LMAO,now the hype bandwagon has moved to AVX512. Hardware enthusiasts on tech forums were hyping up AVX MK1,which took years to show any market usage,then when didn't get traction it was AVX2 and now its AVX512. FFS,both SB and BD support AVX but even then its fairly limited in usage.
By the time AVX512 is actually used in any meaningful way for single socket desktop PCs there will be much newer CPUs out there and all the hardware enthusiasts would have moved onto the next hyped extension. It was the same hype with TSX too - all the PC gamers and hardware enthusiasts on forums were bigging that up,yet at least on the consumer side its not really done much.
On top of that in the commercial markets it seems to not really made as much impact as enthusiasts think it has - Xeon Phi has AVX512 support and apparently Nvidia was doomed,but they seem to be holding their own.

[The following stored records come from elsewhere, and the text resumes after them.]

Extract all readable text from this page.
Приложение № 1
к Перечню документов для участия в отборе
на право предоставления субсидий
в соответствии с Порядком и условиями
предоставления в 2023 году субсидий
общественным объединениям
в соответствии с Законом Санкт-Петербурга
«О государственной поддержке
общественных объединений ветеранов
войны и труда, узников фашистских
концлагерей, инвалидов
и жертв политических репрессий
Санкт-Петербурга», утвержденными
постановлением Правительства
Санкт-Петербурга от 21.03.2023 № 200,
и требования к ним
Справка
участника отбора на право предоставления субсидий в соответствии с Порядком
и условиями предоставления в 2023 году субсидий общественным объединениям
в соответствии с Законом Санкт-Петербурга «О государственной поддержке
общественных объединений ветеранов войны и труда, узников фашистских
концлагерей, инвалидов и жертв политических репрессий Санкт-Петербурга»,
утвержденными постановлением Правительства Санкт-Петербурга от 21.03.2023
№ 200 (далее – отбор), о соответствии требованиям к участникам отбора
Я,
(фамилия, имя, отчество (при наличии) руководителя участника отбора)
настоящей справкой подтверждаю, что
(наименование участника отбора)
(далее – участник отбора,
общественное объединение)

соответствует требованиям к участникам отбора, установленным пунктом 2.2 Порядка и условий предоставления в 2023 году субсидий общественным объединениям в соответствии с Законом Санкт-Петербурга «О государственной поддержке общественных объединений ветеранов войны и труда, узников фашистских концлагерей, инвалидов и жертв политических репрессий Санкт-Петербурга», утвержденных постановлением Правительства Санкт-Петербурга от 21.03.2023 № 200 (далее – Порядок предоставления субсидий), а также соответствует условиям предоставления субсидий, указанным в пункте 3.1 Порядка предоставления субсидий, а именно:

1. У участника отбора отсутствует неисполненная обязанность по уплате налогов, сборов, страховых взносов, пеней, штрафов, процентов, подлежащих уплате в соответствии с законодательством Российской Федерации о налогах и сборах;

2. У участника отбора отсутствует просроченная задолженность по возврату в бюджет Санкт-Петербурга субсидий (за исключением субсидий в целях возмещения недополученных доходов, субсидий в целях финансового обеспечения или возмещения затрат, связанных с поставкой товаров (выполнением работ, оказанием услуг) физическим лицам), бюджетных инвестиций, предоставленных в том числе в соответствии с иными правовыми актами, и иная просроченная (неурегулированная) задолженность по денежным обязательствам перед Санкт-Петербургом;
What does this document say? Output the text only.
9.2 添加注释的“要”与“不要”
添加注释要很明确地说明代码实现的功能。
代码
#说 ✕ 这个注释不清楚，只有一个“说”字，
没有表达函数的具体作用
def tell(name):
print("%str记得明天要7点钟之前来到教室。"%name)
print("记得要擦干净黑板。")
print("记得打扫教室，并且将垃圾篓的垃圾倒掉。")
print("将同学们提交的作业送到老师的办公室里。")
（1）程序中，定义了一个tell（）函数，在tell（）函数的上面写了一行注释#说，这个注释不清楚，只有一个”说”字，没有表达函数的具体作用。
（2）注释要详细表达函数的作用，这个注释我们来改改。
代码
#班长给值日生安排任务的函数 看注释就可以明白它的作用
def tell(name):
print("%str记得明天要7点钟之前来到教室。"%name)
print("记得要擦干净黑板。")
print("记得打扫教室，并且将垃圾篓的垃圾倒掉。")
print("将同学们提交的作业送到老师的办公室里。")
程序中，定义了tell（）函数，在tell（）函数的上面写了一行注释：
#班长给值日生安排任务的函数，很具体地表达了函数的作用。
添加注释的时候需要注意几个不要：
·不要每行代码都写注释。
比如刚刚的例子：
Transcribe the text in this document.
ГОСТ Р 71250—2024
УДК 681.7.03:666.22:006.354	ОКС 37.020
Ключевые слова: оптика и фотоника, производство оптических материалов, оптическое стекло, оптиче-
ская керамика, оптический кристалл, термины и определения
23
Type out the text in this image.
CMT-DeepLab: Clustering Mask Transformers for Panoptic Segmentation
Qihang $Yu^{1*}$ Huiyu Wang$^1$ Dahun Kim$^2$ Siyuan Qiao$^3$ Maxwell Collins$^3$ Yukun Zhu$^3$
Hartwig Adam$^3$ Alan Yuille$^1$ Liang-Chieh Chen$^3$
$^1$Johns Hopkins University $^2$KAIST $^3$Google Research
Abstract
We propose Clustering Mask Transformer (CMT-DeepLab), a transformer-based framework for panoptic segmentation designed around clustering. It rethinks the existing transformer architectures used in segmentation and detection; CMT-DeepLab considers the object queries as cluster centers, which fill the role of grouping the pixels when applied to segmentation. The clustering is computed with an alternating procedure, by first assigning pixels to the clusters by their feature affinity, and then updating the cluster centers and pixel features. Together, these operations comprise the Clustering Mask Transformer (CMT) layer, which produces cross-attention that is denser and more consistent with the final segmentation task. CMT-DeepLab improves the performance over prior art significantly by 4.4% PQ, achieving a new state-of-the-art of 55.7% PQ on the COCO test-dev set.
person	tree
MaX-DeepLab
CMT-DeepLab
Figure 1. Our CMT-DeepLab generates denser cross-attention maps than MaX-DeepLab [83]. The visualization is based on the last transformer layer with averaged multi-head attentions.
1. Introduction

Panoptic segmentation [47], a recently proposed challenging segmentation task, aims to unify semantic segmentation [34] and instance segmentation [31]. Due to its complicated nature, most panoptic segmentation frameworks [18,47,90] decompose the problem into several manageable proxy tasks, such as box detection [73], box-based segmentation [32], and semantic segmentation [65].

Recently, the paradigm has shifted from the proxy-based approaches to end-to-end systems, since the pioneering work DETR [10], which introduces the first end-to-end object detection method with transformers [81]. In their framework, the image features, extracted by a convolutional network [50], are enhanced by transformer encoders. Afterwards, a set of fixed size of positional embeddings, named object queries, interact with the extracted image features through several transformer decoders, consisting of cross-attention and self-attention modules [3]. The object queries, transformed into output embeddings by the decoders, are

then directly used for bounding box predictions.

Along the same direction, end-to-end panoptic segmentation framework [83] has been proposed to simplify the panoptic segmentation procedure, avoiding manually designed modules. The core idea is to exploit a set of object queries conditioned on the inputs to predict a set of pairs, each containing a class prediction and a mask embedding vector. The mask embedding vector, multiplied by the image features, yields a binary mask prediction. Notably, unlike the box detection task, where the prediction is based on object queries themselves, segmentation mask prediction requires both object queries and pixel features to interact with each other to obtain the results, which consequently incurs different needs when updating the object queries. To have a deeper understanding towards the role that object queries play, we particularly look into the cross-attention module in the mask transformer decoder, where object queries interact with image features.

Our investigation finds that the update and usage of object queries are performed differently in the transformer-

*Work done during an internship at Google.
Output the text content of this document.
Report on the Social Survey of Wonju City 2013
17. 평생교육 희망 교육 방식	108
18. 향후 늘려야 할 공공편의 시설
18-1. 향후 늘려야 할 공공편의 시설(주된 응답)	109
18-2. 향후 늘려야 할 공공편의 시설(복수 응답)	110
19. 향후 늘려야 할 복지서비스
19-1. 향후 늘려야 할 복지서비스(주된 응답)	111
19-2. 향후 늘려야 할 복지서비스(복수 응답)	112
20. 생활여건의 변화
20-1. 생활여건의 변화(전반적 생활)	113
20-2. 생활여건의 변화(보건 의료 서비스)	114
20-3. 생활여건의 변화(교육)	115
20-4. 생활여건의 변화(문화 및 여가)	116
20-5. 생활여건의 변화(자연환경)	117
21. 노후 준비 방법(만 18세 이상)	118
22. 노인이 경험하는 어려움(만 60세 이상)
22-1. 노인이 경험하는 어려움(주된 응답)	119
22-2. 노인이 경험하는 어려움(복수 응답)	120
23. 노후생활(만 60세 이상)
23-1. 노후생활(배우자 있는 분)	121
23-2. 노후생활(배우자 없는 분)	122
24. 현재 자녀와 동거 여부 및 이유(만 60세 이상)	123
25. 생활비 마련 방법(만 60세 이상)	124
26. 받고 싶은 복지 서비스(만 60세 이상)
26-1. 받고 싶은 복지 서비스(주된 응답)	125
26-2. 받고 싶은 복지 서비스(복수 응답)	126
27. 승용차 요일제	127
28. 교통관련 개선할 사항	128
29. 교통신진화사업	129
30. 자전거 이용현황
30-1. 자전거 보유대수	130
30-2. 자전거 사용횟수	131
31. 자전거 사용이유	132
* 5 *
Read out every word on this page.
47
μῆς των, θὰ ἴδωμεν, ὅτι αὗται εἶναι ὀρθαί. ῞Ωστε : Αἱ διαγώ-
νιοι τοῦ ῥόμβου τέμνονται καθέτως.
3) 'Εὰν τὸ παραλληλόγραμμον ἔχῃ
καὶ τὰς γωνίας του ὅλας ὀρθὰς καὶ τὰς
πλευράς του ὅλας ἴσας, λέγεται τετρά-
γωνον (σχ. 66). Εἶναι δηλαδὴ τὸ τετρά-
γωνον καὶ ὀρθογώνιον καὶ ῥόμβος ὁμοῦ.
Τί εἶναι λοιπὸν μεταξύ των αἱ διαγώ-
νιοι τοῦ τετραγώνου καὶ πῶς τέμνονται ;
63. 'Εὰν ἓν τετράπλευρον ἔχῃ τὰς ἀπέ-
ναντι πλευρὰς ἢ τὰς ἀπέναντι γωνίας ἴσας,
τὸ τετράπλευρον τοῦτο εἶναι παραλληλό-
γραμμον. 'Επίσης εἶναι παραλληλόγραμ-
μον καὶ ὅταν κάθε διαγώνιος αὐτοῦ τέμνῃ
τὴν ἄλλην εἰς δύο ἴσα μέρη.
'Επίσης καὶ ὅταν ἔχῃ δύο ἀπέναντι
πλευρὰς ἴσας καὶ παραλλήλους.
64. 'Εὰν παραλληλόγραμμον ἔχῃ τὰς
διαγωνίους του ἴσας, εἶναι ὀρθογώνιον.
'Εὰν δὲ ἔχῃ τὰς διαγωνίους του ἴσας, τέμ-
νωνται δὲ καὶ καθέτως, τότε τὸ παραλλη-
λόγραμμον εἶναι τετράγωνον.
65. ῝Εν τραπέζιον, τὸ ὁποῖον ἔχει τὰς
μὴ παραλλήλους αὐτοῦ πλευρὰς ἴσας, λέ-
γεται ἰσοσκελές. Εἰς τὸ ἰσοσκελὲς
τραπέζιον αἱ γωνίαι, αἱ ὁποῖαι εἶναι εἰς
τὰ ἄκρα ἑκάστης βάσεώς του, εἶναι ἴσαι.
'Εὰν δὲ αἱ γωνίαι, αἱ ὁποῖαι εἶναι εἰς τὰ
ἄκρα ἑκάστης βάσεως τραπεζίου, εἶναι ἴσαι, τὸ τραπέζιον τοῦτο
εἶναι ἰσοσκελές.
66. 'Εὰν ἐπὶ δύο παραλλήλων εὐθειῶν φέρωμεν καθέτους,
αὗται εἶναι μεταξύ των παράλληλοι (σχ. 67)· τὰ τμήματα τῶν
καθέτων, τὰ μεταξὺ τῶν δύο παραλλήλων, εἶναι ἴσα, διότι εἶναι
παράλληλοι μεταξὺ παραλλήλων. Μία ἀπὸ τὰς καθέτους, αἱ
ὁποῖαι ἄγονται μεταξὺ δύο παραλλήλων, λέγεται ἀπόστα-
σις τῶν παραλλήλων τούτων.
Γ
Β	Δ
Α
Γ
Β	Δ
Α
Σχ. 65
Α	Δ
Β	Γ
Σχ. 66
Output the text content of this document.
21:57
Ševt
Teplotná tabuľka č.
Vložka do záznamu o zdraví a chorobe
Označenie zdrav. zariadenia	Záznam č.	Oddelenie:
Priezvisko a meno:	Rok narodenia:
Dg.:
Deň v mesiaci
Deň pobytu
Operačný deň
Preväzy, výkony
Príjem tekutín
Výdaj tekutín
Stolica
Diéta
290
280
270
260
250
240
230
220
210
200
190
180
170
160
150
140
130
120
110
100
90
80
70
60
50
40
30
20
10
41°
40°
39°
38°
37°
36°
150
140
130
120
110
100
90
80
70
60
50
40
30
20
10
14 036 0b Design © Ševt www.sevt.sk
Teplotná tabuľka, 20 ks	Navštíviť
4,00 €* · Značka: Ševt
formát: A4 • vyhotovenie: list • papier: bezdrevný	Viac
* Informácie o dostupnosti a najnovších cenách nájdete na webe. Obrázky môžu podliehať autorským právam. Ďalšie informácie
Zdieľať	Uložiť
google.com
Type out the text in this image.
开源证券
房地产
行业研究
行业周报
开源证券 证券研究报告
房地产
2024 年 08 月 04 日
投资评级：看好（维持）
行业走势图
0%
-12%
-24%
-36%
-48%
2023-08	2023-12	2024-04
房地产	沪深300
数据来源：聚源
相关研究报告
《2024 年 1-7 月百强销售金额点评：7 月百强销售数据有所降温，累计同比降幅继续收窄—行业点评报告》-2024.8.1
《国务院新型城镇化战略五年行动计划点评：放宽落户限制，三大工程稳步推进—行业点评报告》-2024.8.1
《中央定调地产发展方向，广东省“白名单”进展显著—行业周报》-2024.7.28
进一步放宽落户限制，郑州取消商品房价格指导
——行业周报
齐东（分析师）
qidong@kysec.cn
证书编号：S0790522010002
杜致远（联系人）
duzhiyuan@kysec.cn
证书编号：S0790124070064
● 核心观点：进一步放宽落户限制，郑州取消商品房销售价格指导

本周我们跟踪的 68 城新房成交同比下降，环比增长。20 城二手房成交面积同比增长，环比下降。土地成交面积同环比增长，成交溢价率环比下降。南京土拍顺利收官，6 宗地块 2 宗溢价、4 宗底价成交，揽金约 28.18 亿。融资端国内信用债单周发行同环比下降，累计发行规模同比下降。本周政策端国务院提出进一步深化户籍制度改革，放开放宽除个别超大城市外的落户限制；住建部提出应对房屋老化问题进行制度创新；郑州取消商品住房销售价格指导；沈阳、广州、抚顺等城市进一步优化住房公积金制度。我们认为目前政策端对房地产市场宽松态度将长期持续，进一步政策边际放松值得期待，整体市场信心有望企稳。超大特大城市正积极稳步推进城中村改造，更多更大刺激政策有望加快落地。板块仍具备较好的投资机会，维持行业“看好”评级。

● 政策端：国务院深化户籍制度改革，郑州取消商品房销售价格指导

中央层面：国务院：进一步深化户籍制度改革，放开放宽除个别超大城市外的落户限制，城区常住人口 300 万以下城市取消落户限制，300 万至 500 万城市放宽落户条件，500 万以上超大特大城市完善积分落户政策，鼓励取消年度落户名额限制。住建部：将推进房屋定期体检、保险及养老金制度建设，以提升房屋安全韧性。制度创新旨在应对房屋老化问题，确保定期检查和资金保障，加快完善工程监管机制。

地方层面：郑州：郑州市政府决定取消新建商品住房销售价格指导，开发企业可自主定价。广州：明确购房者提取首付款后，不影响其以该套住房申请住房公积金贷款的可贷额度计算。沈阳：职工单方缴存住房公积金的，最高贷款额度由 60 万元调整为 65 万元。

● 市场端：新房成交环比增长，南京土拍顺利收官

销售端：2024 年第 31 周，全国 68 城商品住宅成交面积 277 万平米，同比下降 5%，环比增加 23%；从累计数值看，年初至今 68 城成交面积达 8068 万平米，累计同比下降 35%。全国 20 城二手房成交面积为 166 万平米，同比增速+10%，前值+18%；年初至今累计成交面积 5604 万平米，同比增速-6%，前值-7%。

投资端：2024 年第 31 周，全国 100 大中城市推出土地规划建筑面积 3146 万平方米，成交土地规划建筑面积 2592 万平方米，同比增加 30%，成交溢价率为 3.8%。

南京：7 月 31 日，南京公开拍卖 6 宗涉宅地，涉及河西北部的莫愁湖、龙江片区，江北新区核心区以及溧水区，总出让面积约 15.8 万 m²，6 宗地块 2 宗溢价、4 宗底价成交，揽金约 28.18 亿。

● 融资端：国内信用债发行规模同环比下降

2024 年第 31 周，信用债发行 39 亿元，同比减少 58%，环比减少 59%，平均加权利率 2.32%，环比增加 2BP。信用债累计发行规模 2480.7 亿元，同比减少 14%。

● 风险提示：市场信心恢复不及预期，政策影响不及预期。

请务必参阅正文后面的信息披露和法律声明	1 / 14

Lots of servers out there actually still run legacy code anyway,and it takes a long time for software companies to change over to newer extensions. This is because they need to think of the pre-existing userbase,not hardware enthusiasts who upgrade every 5 seconds.
The problem is that if AMD,Nvidia and ARM licensees don't support it either,then it needs Intel to keep pushing it,which is why AVX/AVX2 has taken yonks to get anywhere.
Coffee Lake appears to not support it either.
So basically most of the Intel powered gaming PCs and productivity desktops out there for example won't actually support AVX512.
Edit!!
The main issue,is the AVX512 functionality costs a lot of transistors. This is what AT had to say:
Given what we know about the AVX-512 units in Knights Landing, we also know they are LARGE. Intel quoted to us that the AVX-512 register file could probably fit a whole Atom core inside, and from the chip diagrams we have seen, this equates to around 12-15% of a Skylake core minus the L2 cache (or 9-11% with the L2). As seen with Knights Landing, the AVX-512 silicon takes up most of the space.
Second Edit!!
Also the consoles don't support AVX512 either,so do people honestly think for gaming it will start to see any large scale usage at all?? Again it would require Intel to pump more money into forcing devs to use it.
Third Edit!!
Apparently looking over on AT forums,even AVX512 support is segmented too(12 different sets),so that means even if AVX512 support were to start becoming more relevant in a few years there is no guarantee whether the current chips will be that great at it anyway,as they are not fully compliant even now let alone if there are any new additions.